Li laughed. ‘And charge him with what? Wearing a ring? Your law enforcement people would laugh me out of the country.’
‘At least you know where to start looking.’
He gasped his frustration. ‘Margaret, a man like that will have been meticulous in covering his tracks. It could take months of investigation, and we might still find nothing. Meantime, all he has to do is get rid of my sister and we won’t even have someone to say they heard him called Kat.’
‘He’s bound to make a mistake, Li Yan. Sometime. Somewhere.’
Li waggled his head. ‘People like Soong don’t make mistakes, Margaret.
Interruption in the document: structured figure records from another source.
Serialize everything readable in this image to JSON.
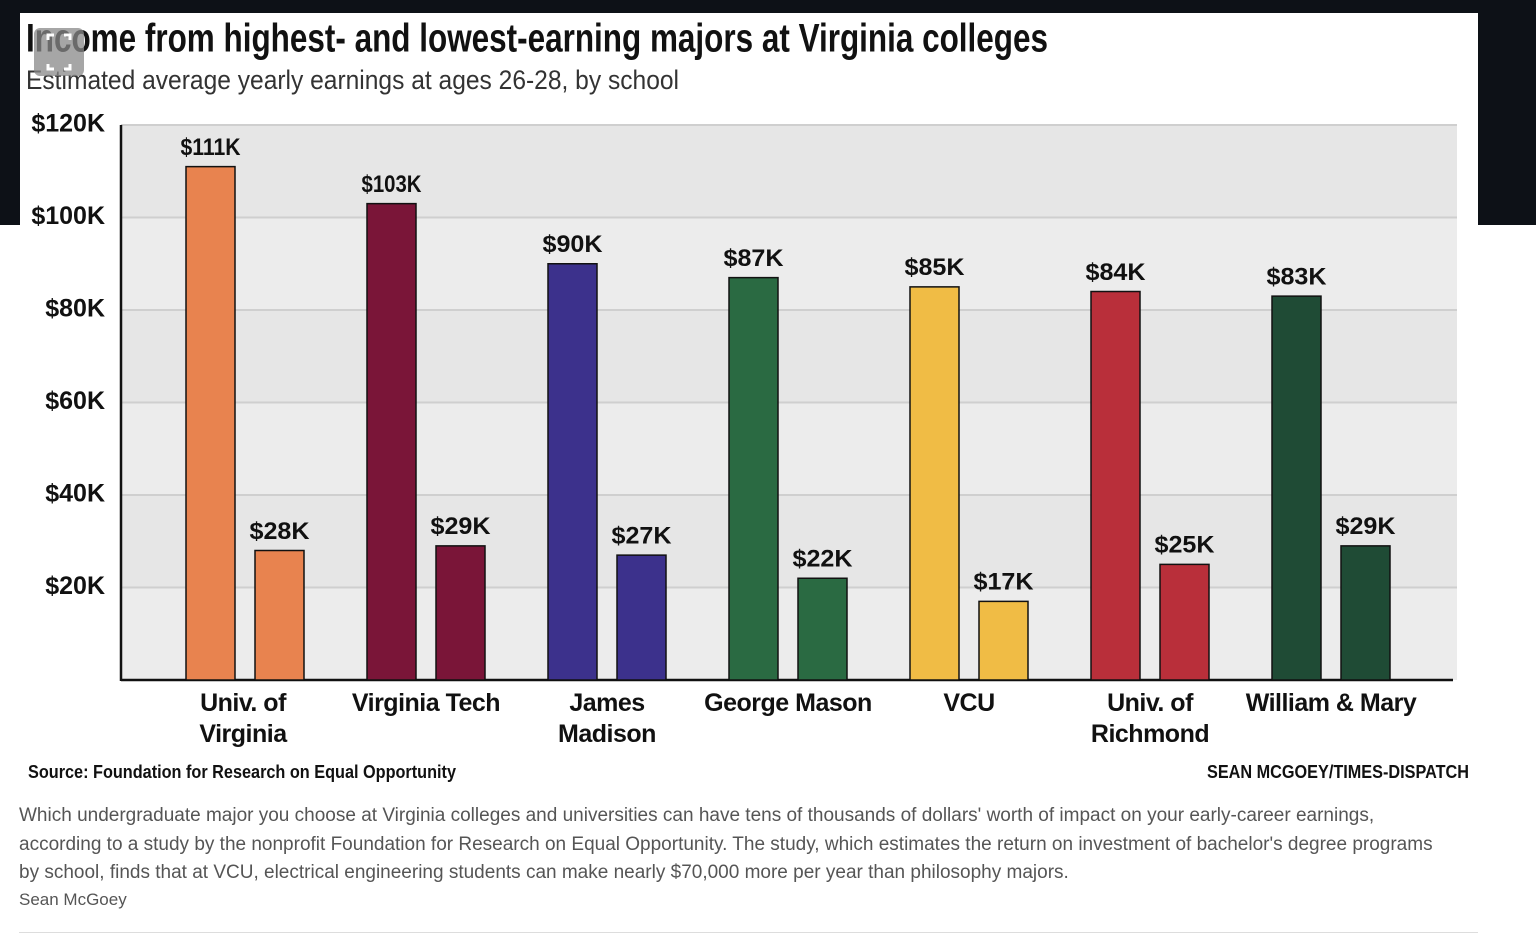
{
  "chart_data": {
    "type": "bar",
    "title": "Income from highest- and lowest-earning majors at Virginia colleges",
    "subtitle": "Estimated average yearly earnings at ages 26-28, by school",
    "categories": [
      "Univ. of Virginia",
      "Virginia Tech",
      "James Madison",
      "George Mason",
      "VCU",
      "Univ. of Richmond",
      "William & Mary"
    ],
    "colors": [
      "#e8834f",
      "#7a1538",
      "#3c318c",
      "#2a6a42",
      "#f0bc45",
      "#b92f3a",
      "#1f4b35"
    ],
    "series": [
      {
        "values": [
          111,
          103,
          90,
          87,
          85,
          84,
          83
        ],
        "value_labels": [
          "$111K",
          "$103K",
          "$90K",
          "$87K",
          "$85K",
          "$84K",
          "$83K"
        ]
      },
      {
        "values": [
          28,
          29,
          27,
          22,
          17,
          25,
          29
        ],
        "value_labels": [
          "$28K",
          "$29K",
          "$27K",
          "$22K",
          "$17K",
          "$25K",
          "$29K"
        ]
      }
    ],
    "ylim": [
      0,
      120
    ],
    "yticks": [
      {
        "value": 20,
        "label": "$20K"
      },
      {
        "value": 40,
        "label": "$40K"
      },
      {
        "value": 60,
        "label": "$60K"
      },
      {
        "value": 80,
        "label": "$80K"
      },
      {
        "value": 100,
        "label": "$100K"
      },
      {
        "value": 120,
        "label": "$120K"
      }
    ],
    "grid": true,
    "source": "Source: Foundation for Research on Equal Opportunity",
    "credit": "SEAN MCGOEY/TIMES-DISPATCH"
  },
  "caption": "Which undergraduate major you choose at Virginia colleges and universities can have tens of thousands of dollars' worth of impact on your early-career earnings, according to a study by the nonprofit Foundation for Research on Equal Opportunity. The study, which estimates the return on investment of bachelor's degree programs by school, finds that at VCU, electrical engineering students can make nearly $70,000 more per year than philosophy majors.",
  "byline": "Sean McGoey"
}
That’s why they don’t get caught.’
‘Everyone makes mistakes,’ Margaret said. ‘Otherwise you and I would be out of a job.’
The long single ring of the telephone startled them. Li looked at the phone and it rang again, but he made no attempt to answer it.
‘It’s not for me,’ Margaret said. ‘No one knows I’m here.’
Li picked it up on the third ring. Soong’s voice was barely a whisper, scratchy and tight with tension. His Mandarin, despite his previous protestations, was fluent. ‘You know who this is?’